Pourtant, rien ne nous y force. Au contraire, notre vision générale de la sécurité est particulièrement bien adaptée au contexte actuel (à condition, bien entendu, d’avoir la volonté politique et les leviers stratégiques pour la mettre en œuvre). Au fait, il y a quelques jours, le 19 janvier dernier à Bruxelles, c’est en présence de M. Javier Solana, Haut Représentant de la Politique étrangère et de sécurité de l’UE, que le général britannique Sir Rupert Smith présentait son livre intitulé « De l’utilité de la force : l’art de la guerre dans le monde moderne ». Lorsqu’il constate la futilité de la force telle qu’elle est mise en valeur dans les doctrines et les modes opératoires de nos alliés d’outre-Atlantique, Sir Rupert sait très bien de quoi il parle. Il fut commandant des forces britanniques dans la première guerre du Golfe, puis commandant de la FORPRONU en Bosnie, avant de devenir l’adjoint au commandant suprême des forces de l’Alliance atlantique en Europe. Or, pour lui, la plupart des structures militaires – dont l’OTAN en l’occurrence – s’avèrent aujourd’hui dépassées. A la différence notamment de la politique de défense qui se met en place dans les cadres de l’Union, laquelle se distingue justement par une harmonisation délibérée entre capacités civiles et militaires. De l’avis du général britannique, c’est l’Amérique qui, parmi tous les pays, aura le plus de mal à s’adapter à la nouvelle donne, du fait de leur croyance inébranlable en l’invincibilité de la supériorité technologique et industrielle.

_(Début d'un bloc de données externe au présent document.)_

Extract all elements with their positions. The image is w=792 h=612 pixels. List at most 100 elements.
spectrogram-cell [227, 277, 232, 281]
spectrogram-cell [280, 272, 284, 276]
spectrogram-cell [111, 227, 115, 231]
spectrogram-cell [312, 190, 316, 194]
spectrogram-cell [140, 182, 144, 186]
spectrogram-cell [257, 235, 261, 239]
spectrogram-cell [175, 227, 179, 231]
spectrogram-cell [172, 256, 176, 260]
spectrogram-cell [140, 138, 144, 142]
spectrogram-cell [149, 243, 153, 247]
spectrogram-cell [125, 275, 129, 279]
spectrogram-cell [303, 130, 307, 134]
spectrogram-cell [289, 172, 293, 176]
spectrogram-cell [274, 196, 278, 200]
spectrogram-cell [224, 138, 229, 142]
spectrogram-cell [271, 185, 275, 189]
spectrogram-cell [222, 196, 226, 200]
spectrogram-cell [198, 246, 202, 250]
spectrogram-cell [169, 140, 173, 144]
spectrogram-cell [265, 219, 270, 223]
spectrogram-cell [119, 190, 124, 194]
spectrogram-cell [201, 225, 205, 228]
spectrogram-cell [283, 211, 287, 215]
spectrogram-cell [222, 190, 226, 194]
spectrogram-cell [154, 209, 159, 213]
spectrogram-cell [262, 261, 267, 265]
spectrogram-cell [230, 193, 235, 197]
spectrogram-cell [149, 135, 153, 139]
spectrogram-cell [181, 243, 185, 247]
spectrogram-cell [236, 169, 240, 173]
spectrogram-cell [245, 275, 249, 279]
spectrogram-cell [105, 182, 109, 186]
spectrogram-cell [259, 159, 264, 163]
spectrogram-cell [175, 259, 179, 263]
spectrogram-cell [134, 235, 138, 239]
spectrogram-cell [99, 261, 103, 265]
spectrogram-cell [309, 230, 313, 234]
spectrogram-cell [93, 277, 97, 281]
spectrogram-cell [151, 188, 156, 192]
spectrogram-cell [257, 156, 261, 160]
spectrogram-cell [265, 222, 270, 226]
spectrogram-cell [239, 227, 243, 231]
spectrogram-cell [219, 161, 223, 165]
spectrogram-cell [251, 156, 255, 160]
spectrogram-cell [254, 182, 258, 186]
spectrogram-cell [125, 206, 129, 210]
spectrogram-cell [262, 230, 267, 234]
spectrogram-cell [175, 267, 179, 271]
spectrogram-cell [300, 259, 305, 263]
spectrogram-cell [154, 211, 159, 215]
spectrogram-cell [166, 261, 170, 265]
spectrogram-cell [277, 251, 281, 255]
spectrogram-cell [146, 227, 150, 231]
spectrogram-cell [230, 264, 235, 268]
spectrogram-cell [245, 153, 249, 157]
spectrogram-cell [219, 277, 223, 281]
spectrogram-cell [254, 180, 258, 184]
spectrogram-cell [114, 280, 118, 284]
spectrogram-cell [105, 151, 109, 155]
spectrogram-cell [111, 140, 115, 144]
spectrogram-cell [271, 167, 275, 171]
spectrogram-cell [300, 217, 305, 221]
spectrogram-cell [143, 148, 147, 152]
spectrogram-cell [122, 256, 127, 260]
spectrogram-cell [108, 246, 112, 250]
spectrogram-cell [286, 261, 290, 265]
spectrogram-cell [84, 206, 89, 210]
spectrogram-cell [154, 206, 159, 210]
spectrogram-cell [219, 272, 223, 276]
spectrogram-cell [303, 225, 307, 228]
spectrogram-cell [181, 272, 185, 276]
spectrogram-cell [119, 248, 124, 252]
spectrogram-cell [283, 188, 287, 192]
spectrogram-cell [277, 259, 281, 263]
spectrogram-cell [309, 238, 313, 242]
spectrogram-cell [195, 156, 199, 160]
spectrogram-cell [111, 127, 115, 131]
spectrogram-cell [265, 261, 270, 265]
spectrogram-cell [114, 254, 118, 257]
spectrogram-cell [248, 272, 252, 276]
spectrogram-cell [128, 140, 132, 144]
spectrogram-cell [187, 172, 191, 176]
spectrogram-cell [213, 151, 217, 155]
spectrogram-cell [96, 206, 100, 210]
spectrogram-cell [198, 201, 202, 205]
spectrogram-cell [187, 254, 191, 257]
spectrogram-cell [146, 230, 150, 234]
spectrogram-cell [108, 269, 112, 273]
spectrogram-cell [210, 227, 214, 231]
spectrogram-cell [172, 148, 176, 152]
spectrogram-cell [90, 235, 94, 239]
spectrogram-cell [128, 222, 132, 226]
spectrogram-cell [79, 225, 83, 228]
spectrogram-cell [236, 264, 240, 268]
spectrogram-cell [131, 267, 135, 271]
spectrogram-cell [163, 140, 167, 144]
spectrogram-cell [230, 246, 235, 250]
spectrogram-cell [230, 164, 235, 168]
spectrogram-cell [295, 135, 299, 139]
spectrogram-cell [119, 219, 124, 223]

Détermination et logique américaines
Malgré ces évidences, les relations transatlantiques se caractérisent aujourd’hui par la soumission volontaire et le mimétisme aveugle de la majorité des dirigeants européens d’un côté, et par une politique bien rodée, extrêmement cohérente des Etats-Unis vis-à-vis de leurs « partenaires » européens, de l’autre. Car contrairement aux idées reçues, la politique européenne de l’Amérique n’a subi aucune rupture et ne souffre d’aucune ambiguïté. Elle est particulièrement bien réfléchie et se manifeste avec une remarquable constance. Du moins dans les limites de la psychologie américaine, et tant que le refus des réalités de ce côté-ci de l’Atlantique le lui permet.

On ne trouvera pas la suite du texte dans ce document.